Emerging Markets Show Distinct Demand Characteristics and Huge Potential Driven by the Belt and Road Initiative, the infrastructure construction and logistics transportation industry of emerging markets such as Southeast Asia, South America and Africa have developed rapidly, which has directly stimulated the demand for the tire replacement market. At the same time, the slow recovery of the overseas automobile supply chain has led to the explosive growth of automobile exports, forming a strong "automobile-tire" export linkage effect, and indirectly driving the supporting demand of tires.

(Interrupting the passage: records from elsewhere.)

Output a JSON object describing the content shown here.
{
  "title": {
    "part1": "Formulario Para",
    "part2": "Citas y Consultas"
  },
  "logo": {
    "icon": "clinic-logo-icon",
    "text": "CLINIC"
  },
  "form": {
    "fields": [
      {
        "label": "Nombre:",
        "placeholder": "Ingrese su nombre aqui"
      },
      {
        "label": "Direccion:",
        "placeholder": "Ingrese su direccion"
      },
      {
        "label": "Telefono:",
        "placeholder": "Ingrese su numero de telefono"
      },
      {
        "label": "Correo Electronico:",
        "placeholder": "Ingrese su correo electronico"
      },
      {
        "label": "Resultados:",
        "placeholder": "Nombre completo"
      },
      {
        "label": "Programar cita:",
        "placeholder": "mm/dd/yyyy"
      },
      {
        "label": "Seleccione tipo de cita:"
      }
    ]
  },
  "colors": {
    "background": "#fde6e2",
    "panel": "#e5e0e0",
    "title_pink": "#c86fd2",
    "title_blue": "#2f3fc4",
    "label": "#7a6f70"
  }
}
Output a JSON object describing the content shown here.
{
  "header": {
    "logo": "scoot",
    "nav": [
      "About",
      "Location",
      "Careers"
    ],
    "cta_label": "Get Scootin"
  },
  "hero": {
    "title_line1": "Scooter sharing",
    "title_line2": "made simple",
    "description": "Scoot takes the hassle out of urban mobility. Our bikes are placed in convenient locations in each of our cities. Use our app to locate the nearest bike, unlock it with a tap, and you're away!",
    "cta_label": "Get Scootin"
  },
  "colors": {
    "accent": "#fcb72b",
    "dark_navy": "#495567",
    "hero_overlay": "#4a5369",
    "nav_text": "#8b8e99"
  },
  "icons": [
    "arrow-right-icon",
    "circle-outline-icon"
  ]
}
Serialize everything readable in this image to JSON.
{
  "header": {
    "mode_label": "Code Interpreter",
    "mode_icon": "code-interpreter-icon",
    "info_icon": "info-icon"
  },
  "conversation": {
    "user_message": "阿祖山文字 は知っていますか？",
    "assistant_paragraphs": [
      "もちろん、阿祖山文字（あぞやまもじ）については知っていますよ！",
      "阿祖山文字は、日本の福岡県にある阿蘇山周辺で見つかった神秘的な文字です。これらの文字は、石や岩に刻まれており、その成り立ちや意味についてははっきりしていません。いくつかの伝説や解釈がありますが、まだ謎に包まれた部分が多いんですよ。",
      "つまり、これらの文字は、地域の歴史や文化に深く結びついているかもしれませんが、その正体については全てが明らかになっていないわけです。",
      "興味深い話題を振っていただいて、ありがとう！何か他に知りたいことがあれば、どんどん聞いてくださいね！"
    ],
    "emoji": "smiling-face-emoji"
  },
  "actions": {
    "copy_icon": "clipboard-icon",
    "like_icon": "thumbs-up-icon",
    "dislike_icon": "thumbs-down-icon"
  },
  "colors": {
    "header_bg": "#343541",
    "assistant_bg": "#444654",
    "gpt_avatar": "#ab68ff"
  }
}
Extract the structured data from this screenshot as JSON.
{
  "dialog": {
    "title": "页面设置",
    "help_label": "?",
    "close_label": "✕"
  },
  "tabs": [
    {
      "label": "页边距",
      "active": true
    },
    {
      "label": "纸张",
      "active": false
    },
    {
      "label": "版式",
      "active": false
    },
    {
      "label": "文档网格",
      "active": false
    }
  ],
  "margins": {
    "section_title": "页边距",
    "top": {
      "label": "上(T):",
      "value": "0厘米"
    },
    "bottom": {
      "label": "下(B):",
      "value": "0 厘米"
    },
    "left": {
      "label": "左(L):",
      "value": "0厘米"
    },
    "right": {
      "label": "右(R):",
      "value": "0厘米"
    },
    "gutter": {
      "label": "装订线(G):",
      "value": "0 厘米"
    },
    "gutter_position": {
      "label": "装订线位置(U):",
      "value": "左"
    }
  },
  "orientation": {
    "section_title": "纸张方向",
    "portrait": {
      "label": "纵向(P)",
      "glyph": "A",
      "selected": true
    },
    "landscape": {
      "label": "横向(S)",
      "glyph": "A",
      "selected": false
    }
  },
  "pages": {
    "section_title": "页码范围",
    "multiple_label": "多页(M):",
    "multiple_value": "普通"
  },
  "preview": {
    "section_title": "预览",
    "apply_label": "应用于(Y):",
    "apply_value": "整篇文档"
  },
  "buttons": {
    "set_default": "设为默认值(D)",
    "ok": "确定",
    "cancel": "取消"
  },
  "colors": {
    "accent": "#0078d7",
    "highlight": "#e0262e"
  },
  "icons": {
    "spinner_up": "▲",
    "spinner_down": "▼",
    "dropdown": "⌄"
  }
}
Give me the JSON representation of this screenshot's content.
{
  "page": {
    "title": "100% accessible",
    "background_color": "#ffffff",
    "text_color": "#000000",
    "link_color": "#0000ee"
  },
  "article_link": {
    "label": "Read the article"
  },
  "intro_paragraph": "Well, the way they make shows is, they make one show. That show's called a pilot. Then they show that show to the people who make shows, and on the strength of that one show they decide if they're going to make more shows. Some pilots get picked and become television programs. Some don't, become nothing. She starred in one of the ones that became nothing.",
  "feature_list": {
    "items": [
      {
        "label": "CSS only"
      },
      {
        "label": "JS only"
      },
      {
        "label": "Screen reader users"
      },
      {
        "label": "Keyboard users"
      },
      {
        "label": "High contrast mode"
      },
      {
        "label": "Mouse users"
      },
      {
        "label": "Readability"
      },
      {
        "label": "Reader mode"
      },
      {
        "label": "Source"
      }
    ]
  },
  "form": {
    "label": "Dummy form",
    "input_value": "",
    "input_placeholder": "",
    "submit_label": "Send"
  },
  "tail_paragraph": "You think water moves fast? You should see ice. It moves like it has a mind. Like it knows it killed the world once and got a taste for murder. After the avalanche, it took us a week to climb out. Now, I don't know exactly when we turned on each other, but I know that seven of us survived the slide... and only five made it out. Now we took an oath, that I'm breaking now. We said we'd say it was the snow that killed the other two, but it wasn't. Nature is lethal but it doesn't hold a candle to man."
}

Different emerging market regions show distinct tire demand
characteristics:
Southeast Asia: As the main producing area of natural rubber, the region has a huge demand for all-steel tires driven by infrastructure construction and urban logistics,and the local tire consumption volume has maintained a double-digit growth rate for consecutive years. The demand for high-cost performance and durable tires is the
mainstream of the market.
South America: As the largest automobile market in the emerging market, the region has a large supply gap of tires, and the continuous improvement of the local trade
environment has created favorable conditions for tire export. The market has a high demand for semi-steel tires matching passenger cars and light commercial vehicles.
Africa: The truck tire market has maintained a compound annual growth rate of more than 6% in recent years. With the continuous advancement of local transportation infrastructure construction, the demand for heavy-duty all-steel tires and engineering machinery tires is growing rapidly, becoming a new incremental point of the global tire market.
The Global Tire Industry Accelerates the Layout of Overseas Capacity
Localization
Facing the new pattern of tire export driven by the Belt and Road Initiative, global tire enterprises have accelerated the pace of overseas capacity layout, and the localization production model has become a new trend of the industry's high-quality going global. The overseas capacity layout of tire enterprises has experienced three stages of development:the initial raw material layout in Southeast Asia, the tariff avoidance layout around Europe and America, and the current incremental mining in South America and Africa, forming a multi-dimensional and global capacity layout system.
The localization of overseas capacity not only reduces the raw material procurement and transportation costs of tire enterprises, but also effectively avoids the impact of international trade barriers and tariff policies, and better meets the local market demand. The latest industry data shows that 2024-2025 is the peak period of overseas capacity commissioning of global tire enterprises, and the local sales volume of tires produced by overseas bases is increasing year by year. This trend will lead to the gradual transformation of the global tire trade from direct export to "overseas capacity localization sales", and the industrial chain and supply chain of the global tire industry will be further optimized and upgraded.
The Future Development Trend of the Global Tire Export Market
With the continuous deepening of the Belt and Road Initiative, the global tire export market will further move from "price competition" to "R&D-driven" high-quality development. The core competitiveness of tire enterprises will no longer be limited to product price, but more reflected in product performance, technological innovation and localized service capacity.
Emerging markets will continue to be the core growth engine of the global tire industry in the next 3-5 years. Tire enterprises need to adjust their product structure and market strategy according to the different demand characteristics of various regions, develop customized tire products for local markets, and at the same time strengthen the construction of local after-sales service systems. Only in this way can they seize the market
opportunities brought by the Belt and Road Initiative and achieve sustainable development in the fierce global market competition.